Il 19enne prodotto del vivaio ha offerto un'altra prestazione tecnicamente e tatticamente sicura, con e senza palla, lasciando Hansi Flick e i suoi compagni di squadra profondamente impressionati.
La Masia ha una nuova stella tra le mani - un altro giocatore nato nel 2007 che sta emergendo al Barcellona, unendosi a Lamine Yamal, Marc Bernal e Pau Cubarsí in quel gruppo.
"Apprezzo molto ciò che vedo da lui. Sono sorpreso che possa anche giocare a sinistra. È sempre concentrato e tatticamente è molto bravo. Sono molto felice, è davvero un giocatore di alto livello," ha detto Flick dopo la vittoria dell'Athletic Club.
"Sono un po' sorpreso dalla sua calma, da come gioca... è fantastico. Tecnologicamente, è a un livello elevato. Spero che continui su questa strada, ha un grande potenziale."
Flick ha dato a Espart il suo esordio la scorsa stagione, a marzo in Champions League contro il Newcastle United, e gradualmente si è rivolto a lui di più, con sei ulteriori apparizioni fugaci nel corso della campagna.
L'allenatore tedesco ha tenuto d'occhio da vicino fin dall'inizio - non appena lo ha conosciuto, lo ha paragonato a Philipp Lahm.
La vera svolta è arrivata in questa pre-stagione, con una serie di prestazioni forti.
"È un giocatore di alto livello," ha detto Flick dopo diverse amichevoli. Era così convinto da schierare Espart in entrambe le prime partite di LaLiga del Barcellona, contro Elche e Athletic Club, giocando tutti i 90 minuti in ciascuna - nonostante fosse schierato a sinistra, anche se le sue posizioni naturali sono terzino destro e centrocampista difensivo.
Contro la squadra basca, João Cancelo era in forma sufficiente per partire titolare ma è rimasto in panchina, e Espart ha anche superato Alejandro Balde nella gerarchia.

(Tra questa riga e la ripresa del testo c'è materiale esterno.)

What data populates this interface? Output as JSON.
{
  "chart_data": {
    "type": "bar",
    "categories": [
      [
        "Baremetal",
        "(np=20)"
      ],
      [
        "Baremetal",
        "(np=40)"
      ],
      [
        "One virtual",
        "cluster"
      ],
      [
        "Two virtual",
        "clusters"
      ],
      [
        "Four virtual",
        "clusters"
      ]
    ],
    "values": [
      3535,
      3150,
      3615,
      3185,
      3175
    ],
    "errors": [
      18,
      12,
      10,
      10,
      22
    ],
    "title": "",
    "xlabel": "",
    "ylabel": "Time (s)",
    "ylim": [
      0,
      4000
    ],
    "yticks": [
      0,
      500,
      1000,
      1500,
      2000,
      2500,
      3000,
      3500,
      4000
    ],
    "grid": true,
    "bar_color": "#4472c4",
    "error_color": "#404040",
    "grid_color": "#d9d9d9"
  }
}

Il biglietto da visita di Espart è la sua intelligenza posizionale - legge il gioco un attimo prima della maggior parte degli adolescenti e raramente appare affrettato anche in un ruolo difensivo sconosciuto. La sua gamma di passaggi e la calma richiamano un centrocampista profondo più che un terzino, mentre la sua velocità di recupero gli consente di giocare più in alto nel campo di quanto la sua corporatura suggerisca - il mix dietro i paragoni con Lahm.
Il cambio di posizione non ha fermato Espart dal mostrare il suo lato offensivo. Contro l'Athletic, ha messo alla prova Unai Simón al 59° minuto e ha prodotto diversi cross pericolosi, accennando a una vera qualità come esterno o attaccante interno. Ha combinato bene con Anthony Gordon e Raphinha, e ha ricevuto un cartellino giallo per un fallo tattico su Iñaki Williams.
Il suo talento ha conquistato sia Flick che i suoi compagni di squadra.
"La difesa è stata a un ottimo livello," ha detto il portiere Joan García in generale, prima di aggiungere specificamente: "Xavi Espart è incredibile."
Pau Cubarsí, un altro giovane difensore che ha elogiato il suo versatile compagno di squadra - contratto fino a giugno 2028 - ha aggiunto: "Siamo felici che sia qui con noi. Siamo cresciuti insieme nel vivaio, con Bernal e Lamine. È spettacolare con la palla, può giocare come terzino e a centrocampo... e lo fa sempre perfettamente."
Espart ha finora collezionato otto presenze in massima serie - cinque come terzino destro, due a sinistra e una in un ruolo di centrocampista difensivo - ma la sua emergenza lascia poco dubbio: è arrivato per restare, seguendo il percorso dei suoi compagni di squadra nati nel 2007 Lamine Yamal, Marc Bernal e Pau Cubarsí.